Bug-Fix Training Dataset
Jump to navigation
Jump to search
A Bug-Fix Training Dataset is a labeled training dataset containing paired buggy code samples and fixed code samples for training automated program repair systems.
- AKA: Program Repair Dataset, Code Fix Corpus, Bug-Patch Dataset.
- Context:
- It can typically contain Code Change Pairs with before-after versions.
- It can typically include Commit Metadata such as commit messages and bug descriptions.
- It can typically support Model Training for learning-based systems.
- It can often provide Test Cases for repair validation.
- It can often enable Pattern Mining for fix template extraction.
- ...
- It can range from being a Small Bug-Fix Dataset to being a Large-Scale Bug-Fix Dataset, depending on its sample size.
- It can range from being a Single-Language Bug-Fix Dataset to being a Multi-Language Bug-Fix Dataset, depending on its language coverage.
- It can range from being a Curated Bug-Fix Dataset to being a Automatically-Mined Bug-Fix Dataset, depending on its creation method.
- It can range from being a Simple-Bug Dataset to being a Complex-Bug Dataset, depending on its defect sophistication.
- ...
- It can be created through Repository Mining from version control systems.
- It can be processed by Data Preprocessing Tools for quality control.
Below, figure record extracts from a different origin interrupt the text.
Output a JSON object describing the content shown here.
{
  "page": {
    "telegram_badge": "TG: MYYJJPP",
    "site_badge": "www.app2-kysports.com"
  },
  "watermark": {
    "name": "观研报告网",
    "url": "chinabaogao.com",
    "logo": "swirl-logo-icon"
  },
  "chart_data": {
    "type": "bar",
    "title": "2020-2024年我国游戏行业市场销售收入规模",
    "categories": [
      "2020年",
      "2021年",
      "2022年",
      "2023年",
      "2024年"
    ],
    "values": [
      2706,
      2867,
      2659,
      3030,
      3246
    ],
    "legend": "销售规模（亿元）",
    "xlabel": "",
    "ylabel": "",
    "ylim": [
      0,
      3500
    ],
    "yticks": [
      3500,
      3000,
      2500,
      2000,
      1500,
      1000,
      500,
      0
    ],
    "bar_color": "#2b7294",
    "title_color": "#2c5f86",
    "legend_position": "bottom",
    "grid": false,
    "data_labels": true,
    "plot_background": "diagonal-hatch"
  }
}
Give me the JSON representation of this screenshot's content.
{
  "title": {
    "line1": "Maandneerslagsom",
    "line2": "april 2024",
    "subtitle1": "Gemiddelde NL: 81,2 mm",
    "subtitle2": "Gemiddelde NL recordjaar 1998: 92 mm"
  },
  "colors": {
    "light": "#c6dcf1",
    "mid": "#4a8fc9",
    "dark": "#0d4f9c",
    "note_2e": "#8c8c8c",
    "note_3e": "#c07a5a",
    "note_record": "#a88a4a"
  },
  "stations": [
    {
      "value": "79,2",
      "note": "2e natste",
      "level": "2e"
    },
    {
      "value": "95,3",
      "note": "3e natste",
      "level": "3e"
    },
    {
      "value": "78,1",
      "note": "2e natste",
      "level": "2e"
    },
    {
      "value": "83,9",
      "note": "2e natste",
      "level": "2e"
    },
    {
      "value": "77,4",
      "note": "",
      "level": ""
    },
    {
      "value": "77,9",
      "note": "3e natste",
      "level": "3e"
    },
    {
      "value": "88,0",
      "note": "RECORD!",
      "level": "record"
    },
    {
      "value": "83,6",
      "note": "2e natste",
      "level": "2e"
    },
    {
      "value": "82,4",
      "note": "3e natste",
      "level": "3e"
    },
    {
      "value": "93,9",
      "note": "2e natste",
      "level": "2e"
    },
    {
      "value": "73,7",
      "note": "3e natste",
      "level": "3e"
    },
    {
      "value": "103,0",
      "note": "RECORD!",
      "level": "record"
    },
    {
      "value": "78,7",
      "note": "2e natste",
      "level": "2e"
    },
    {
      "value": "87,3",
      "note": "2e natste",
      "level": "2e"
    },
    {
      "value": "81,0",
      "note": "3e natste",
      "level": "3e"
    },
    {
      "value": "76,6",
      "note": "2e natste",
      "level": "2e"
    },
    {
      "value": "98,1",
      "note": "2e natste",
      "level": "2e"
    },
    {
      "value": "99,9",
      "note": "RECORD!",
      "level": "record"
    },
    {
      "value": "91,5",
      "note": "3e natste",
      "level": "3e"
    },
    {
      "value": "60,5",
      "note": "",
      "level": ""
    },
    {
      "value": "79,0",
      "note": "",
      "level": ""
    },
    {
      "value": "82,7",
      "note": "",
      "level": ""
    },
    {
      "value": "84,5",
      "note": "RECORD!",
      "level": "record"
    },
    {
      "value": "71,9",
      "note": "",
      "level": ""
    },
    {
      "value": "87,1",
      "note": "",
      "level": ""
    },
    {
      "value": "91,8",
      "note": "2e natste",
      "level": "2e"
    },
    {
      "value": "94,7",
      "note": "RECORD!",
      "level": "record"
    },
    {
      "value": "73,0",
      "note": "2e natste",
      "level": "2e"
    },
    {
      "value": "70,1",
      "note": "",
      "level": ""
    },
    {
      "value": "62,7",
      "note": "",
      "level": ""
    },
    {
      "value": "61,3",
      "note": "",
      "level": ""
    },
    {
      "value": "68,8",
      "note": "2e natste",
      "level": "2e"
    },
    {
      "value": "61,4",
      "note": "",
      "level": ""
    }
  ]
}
- It can be evaluated using Benchmark Tasks for dataset effectiveness.
- ...
- Example(s):
- Defects4J Dataset containing Java bug-fix pairs.
- ManyBugs Dataset with C/C++ bug-fix pairs.
- GitHub Bug-Fix Dataset mined from open source repositorys.
- BugsInPy Dataset focusing on Python bug-fix pairs.
- Bears Dataset with continuous integration failures.
- QuixBugs Dataset containing algorithm bugs across multiple languages.
- BugSwarm Dataset with reproducible build failures.
- ...
- Counter-Example(s):
- Unlabeled Code Dataset, which lacks fix annotations.
- Single-Version Code Dataset, which contains only one code version.
- Test Dataset, which is used for evaluation not training.
- See: Labeled Training Dataset, Training Dataset, Software Engineering Dataset, Benchmark Dataset.